What is the Torah's view on man's powers? I will quote a few statements and Torah passages so you may learn for yourself, using your own reason, arriving at that one conclusion that the Torah clearly denies that mankind has any power outside his own muscular abilities. Be careful not to feel intimidated by the masses who blindly accept and even wish for miracles. "Bkol darkecha da-ay-hu", "In all areas know Him (God)", meaning, use your mind in all areas.
Saadia Gaon - "Emunos v'Daos"
"I say also that it was for this very reason that God made the prophets equal to all other human beings in so far as death was concerned, lest man get the idea (and say wrongly to himself) "just as these prophets were capable of living forever, in contradistinction to them, so were they also able to perform marvels in contradistinction to them."
Saadia Gaon says clearly that even prophets had no powers.
Rav Moshe Feinstein
When asked to give a blessing, Rav Moshe responded, "If you are learning, you have the greatest blessing of all, if you are not, there is nothing I can give you."
Moshe, Joshua , David HaMelech, Shlomo HaMelech
We do not see the Jews ever requesting blessings from Moshe Rabbeinu, from Joshua, Kings David, or King Solomon. This phenomena of seeking blessings was not practiced.
Upon Pharoah's request to end the plagues, Moshe left the city and prayed to God to halt the plagues. He did not do so himself, the wisest man to live, Moshe, understood well that man has no powers.
Additionally, Moshe praised God as the sole, source of power. Why would Moshe do this is he too had powers?
When Rachel asked Yaakov for children, Yaakov said, "Am I in G-d's stead?". Yaakov attested to the fact that he had no power to give her children. If people have powers, why did Jacob respond this way? It is clear that Jacob understood that no one is able to do what G-d does. Those were his very words, " Am I in G-d's stead?"

Elisha the prophet
When Naaman requested Elisha to rid him of his leprosy, Elisha did not leave the house, but rather, he sent a messenger to instruct Naaman to bathe, and this would remove his ailment.
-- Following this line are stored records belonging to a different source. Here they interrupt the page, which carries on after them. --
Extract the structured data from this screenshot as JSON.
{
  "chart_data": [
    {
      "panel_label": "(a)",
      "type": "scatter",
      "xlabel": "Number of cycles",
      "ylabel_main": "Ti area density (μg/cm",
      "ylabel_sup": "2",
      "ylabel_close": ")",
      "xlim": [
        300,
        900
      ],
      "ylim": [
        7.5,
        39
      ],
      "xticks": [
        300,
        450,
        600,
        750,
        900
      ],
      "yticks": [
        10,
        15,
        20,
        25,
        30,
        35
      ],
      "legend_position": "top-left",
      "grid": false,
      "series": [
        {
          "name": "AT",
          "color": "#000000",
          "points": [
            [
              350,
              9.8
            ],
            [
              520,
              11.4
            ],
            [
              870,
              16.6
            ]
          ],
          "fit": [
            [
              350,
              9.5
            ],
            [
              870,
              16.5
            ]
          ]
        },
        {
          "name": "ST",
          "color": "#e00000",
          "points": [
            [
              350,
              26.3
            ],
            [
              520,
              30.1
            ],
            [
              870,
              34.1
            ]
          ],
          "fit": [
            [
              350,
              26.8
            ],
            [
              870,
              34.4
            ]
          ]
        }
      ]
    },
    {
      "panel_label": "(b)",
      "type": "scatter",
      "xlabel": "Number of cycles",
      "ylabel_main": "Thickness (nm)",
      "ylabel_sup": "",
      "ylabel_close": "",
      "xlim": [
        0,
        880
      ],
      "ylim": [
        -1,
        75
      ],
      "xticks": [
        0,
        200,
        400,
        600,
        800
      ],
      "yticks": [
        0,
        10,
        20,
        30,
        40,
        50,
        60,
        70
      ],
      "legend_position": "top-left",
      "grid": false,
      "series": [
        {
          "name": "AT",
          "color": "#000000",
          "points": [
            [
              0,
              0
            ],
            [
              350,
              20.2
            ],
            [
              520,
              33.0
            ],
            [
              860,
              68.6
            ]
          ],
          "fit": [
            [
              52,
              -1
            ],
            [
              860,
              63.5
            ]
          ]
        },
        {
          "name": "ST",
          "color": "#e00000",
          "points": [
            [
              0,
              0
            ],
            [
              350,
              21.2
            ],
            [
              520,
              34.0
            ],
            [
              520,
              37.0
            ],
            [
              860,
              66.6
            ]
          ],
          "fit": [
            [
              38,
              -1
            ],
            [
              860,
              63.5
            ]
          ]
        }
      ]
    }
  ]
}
Naaman was upset with Elisha, that he did not come out, call upon G-d's name, and "wave his hand over the place of the leprosy and remove it". A friend suggested wisely, that Elisha desired that G-d retain the grandeur for such a miracle, therefore, Elisha did not leave the house. He avoided the spotlight, as Elisha knew that G-d was the performer of all miracles, and did not want to mislead Naaman. Elisha was aware that people desire to believe in man as a miracle worker. Elisha therefore avoided credit for that which man has no connection with.
Daily Prayers
In L'ale Baruch Neimos we read, "Hu livado poale gvuros", "He alone performs wonders....(He is) the Creator of healings, the Master of wonders". Our prayer says clearly, "God alone performs miracles."
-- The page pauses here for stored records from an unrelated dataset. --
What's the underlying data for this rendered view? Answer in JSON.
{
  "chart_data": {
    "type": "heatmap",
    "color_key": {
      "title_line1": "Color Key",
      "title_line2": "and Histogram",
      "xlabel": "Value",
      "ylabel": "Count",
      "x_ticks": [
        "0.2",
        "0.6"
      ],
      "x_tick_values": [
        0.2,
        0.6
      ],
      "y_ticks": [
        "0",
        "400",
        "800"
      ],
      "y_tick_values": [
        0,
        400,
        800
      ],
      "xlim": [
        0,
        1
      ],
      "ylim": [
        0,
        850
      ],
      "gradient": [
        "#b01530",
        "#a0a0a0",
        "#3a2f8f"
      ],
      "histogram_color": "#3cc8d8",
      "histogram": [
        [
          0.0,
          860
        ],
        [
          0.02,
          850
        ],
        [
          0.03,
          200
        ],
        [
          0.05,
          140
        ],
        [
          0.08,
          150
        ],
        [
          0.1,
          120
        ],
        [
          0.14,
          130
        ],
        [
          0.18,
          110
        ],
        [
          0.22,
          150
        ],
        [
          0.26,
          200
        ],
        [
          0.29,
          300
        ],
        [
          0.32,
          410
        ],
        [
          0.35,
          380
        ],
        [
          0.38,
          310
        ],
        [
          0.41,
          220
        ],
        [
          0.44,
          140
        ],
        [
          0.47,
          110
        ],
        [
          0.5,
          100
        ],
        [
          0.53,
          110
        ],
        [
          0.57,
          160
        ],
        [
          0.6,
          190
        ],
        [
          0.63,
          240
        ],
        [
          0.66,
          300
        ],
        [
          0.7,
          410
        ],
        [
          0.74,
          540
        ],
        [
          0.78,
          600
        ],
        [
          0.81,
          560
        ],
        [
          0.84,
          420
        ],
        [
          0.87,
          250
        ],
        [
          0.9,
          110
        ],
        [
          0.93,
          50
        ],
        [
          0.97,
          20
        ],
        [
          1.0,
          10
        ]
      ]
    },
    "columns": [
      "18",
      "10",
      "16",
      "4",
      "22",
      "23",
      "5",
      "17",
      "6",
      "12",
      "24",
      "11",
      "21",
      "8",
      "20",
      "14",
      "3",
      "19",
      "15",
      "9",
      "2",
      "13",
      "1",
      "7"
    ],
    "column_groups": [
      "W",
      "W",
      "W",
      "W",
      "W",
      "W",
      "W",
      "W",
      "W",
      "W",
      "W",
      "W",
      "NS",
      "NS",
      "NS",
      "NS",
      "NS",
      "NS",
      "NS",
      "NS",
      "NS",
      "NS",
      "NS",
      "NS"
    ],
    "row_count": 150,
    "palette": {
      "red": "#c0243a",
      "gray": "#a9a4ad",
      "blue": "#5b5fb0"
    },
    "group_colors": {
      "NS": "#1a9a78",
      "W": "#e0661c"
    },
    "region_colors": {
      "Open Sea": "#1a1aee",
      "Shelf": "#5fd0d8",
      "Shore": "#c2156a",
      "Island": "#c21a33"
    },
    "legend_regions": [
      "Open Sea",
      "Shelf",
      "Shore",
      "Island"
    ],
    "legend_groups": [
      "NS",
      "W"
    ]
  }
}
Tosefta Sabbath, Chapter 7
The wearing of red threads on fingers is considered "ways of the Emorites". Against Judaism. (This clearly denounces the popular red bendels.)
Why then do rebbes and followers claim that rebbes perform miracles?
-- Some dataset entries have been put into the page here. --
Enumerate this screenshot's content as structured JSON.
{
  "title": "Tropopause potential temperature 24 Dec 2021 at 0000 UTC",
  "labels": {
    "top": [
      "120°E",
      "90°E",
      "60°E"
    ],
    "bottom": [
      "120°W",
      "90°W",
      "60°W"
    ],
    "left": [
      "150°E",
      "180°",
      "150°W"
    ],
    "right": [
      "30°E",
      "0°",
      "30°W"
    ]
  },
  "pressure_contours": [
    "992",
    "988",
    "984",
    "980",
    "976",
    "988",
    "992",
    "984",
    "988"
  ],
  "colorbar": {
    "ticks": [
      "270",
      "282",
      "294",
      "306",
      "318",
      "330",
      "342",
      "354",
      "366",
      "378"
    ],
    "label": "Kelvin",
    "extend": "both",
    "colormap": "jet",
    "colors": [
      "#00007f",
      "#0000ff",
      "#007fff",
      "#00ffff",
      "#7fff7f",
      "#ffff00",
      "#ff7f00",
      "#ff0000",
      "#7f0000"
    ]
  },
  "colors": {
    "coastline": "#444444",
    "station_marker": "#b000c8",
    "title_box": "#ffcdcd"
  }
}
This should be of no consequence to us. Claims from anyone, even from "rabbis", must not weigh more than the words of the Torah. People can and do err, including rabbis. Their followers are apparently devoted to sustaining false claims of their rebbes' reputation as a miracle worker, even if it opposes Torah. To them, man is more central than God.
Unfortunately, these rebbes are the individuals to whom communities look for Torah leadership, and they are doing the opposite by desiring self aggrandizement through malicious claims of miraculous powers. Rebbe's doing miracles, keys in challas, red bendels, checking mezuzot, and all such beliefs stem from a great insecurity in one's own life, and an underlying, disbelief in God's abilities outside physical objects.
"God alone performs wonders". We read this each day.
We must note that sometimes the rebbe himself does not start or support such claims, but it is the insecure followers who have a need to deify their rav, so they start the claims. Such a rebbe would be equally in the wrong, if he did not dispel such lies. He thereby leads his flock astray by his silence.
Man is created and terminated through God's will alone.
Man cannot alter a single natural law or control his own fate.
Man came after the laws were created and guided exclusively by God.
If God guides the world's laws, it is not man.